Il faut dire qu'avec nos nouveaux partenaires nous n'avons jamais eu l'occasion d'un échange de vues sur les bases et les visions de l'UE. Les Conseils européens s'en tiennent à l'ordre du jour, il n'y a pas moyen de prendre du recul. Pourtant, je suis sûre que certaines de leurs expériences ont une grande valeur pour nous tous. C'est un aspect qui n'est pas assez perçu.
Jacques Chirac participera la semaine prochaine à Berlin à son dernier sommet européen. Votre bilan ?
Par rapport à la longue vie politique de Jacques Chirac, le bout de chemin que nous avons fait ensemble est court, mais il a été intense.

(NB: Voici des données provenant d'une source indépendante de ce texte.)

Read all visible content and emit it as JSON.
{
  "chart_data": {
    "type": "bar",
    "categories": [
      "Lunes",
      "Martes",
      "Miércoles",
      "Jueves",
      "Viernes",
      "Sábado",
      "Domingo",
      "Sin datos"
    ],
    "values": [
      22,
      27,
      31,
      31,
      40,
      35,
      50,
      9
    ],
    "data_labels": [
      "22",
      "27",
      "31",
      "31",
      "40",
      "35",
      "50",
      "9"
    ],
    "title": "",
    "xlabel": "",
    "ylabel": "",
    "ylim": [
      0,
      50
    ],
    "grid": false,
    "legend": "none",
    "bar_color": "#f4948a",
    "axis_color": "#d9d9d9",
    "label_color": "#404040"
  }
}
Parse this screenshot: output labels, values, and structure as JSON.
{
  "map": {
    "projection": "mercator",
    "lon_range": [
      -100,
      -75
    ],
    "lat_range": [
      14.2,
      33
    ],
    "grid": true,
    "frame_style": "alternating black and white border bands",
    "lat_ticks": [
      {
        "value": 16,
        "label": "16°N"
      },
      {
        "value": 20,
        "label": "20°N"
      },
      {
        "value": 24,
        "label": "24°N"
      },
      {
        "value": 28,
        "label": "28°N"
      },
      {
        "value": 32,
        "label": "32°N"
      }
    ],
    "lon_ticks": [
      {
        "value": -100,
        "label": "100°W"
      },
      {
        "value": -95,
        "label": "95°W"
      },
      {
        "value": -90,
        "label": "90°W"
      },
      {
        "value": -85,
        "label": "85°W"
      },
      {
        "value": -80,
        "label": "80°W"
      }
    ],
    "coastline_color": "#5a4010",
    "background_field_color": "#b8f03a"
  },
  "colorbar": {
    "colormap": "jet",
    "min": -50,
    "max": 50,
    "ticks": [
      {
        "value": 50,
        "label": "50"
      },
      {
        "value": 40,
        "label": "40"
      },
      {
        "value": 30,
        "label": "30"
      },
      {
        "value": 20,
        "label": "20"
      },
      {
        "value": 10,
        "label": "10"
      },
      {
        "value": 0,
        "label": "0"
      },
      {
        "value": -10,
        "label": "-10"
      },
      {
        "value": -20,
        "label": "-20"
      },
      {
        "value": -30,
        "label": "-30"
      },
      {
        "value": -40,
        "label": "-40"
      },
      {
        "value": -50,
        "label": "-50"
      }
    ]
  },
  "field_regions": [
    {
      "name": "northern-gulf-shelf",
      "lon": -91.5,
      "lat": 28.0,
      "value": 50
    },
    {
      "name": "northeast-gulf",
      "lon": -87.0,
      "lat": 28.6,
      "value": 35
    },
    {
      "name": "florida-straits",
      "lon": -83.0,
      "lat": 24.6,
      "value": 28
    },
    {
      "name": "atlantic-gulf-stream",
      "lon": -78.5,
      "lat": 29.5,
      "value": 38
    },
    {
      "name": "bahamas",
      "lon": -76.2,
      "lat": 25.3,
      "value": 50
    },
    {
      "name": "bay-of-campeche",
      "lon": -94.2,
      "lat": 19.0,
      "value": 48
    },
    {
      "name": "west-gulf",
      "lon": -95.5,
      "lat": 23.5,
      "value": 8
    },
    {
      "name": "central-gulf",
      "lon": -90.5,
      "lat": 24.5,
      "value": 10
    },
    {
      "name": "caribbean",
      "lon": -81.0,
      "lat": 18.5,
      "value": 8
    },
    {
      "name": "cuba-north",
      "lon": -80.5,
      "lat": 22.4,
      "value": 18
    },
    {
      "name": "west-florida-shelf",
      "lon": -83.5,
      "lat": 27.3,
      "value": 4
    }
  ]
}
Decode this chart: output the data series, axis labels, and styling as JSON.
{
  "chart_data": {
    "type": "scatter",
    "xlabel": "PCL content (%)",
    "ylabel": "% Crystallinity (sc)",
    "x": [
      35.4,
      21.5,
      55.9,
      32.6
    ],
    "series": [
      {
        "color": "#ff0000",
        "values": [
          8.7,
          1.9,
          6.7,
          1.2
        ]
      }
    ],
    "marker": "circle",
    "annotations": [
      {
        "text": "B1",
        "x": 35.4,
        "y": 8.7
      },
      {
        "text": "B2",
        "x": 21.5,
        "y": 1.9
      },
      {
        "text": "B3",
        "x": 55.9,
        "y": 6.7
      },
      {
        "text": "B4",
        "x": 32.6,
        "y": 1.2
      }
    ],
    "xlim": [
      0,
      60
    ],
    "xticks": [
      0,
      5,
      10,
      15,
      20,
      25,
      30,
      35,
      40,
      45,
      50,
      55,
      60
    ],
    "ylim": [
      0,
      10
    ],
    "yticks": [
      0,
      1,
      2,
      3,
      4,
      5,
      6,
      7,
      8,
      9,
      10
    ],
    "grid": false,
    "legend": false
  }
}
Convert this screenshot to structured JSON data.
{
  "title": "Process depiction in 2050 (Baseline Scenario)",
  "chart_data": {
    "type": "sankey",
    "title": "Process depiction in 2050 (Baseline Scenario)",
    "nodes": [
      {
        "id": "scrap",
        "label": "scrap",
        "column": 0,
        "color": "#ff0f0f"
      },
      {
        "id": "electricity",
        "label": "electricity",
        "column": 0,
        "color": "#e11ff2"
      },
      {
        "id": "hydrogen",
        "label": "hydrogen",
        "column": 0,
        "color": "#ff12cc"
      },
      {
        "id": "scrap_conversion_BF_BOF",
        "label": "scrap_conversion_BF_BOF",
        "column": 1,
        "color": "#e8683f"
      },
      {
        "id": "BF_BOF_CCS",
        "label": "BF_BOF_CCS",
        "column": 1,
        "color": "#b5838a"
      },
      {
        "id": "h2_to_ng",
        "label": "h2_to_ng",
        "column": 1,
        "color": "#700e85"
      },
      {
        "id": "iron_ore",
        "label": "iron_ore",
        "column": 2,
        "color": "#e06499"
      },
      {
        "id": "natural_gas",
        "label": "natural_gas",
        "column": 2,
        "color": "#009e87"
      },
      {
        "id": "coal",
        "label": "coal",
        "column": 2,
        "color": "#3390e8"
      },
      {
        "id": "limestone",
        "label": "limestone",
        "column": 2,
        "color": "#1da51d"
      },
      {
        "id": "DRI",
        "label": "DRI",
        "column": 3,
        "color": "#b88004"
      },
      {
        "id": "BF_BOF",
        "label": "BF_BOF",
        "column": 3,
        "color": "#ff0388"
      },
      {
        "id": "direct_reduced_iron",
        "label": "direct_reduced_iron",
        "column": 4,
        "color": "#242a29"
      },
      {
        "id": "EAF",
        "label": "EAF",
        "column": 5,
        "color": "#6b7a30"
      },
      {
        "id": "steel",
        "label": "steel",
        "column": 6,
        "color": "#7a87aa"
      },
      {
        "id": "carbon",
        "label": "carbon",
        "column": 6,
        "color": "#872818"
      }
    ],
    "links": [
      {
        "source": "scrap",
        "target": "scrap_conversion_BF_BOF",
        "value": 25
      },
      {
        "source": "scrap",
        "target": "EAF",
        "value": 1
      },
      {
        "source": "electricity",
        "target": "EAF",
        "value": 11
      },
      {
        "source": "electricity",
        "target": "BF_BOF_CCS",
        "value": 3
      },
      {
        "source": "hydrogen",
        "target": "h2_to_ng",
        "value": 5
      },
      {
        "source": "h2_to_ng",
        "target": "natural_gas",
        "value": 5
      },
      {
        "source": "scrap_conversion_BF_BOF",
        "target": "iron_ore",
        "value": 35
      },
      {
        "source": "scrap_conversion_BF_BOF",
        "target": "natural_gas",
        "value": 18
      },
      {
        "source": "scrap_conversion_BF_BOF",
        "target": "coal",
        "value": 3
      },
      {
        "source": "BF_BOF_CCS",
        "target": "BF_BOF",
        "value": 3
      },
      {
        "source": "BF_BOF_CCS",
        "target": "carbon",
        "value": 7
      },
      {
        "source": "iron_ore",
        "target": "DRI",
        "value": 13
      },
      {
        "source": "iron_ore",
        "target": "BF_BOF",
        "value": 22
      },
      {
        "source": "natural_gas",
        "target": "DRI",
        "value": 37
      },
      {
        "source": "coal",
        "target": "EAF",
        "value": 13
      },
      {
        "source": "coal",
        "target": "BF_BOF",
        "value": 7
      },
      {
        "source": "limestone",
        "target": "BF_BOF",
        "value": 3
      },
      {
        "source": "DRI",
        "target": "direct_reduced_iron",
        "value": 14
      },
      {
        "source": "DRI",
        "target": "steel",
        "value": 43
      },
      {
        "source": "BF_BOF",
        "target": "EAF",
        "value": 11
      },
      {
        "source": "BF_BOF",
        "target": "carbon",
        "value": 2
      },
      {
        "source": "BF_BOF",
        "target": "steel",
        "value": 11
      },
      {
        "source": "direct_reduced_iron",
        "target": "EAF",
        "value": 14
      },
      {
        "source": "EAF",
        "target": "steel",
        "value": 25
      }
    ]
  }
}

J'aime travailler avec lui, car avec lui on peut se fier à ce qui a été convenu. Il sait que dans le fonctionnement de l'Europe on ne peut pas imposer ses vues, qu'il y a une tradition du donnant-donnant, qu'il faut respecter les autres. La coopération amicale avec lui a été enrichissante, quoique parfois difficile. Je resterai attachée à cette relation.
Quant aux rapports franco-allemands, ils gardent toute leur importance. Chaque fois que nos pays se sont opposés, cela n'a pas été bon pour l'Europe. Il ne suffit pas pour autant que la France et l'Allemagne soient d'accord pour que l'Europe ait à suivre. Il ne s'agit pas de nous placer au-dessus des autres. Mais la recherche d'une position commune vaudra toujours la peine.
Propos recueillis à Berlin par Pierre Bocev.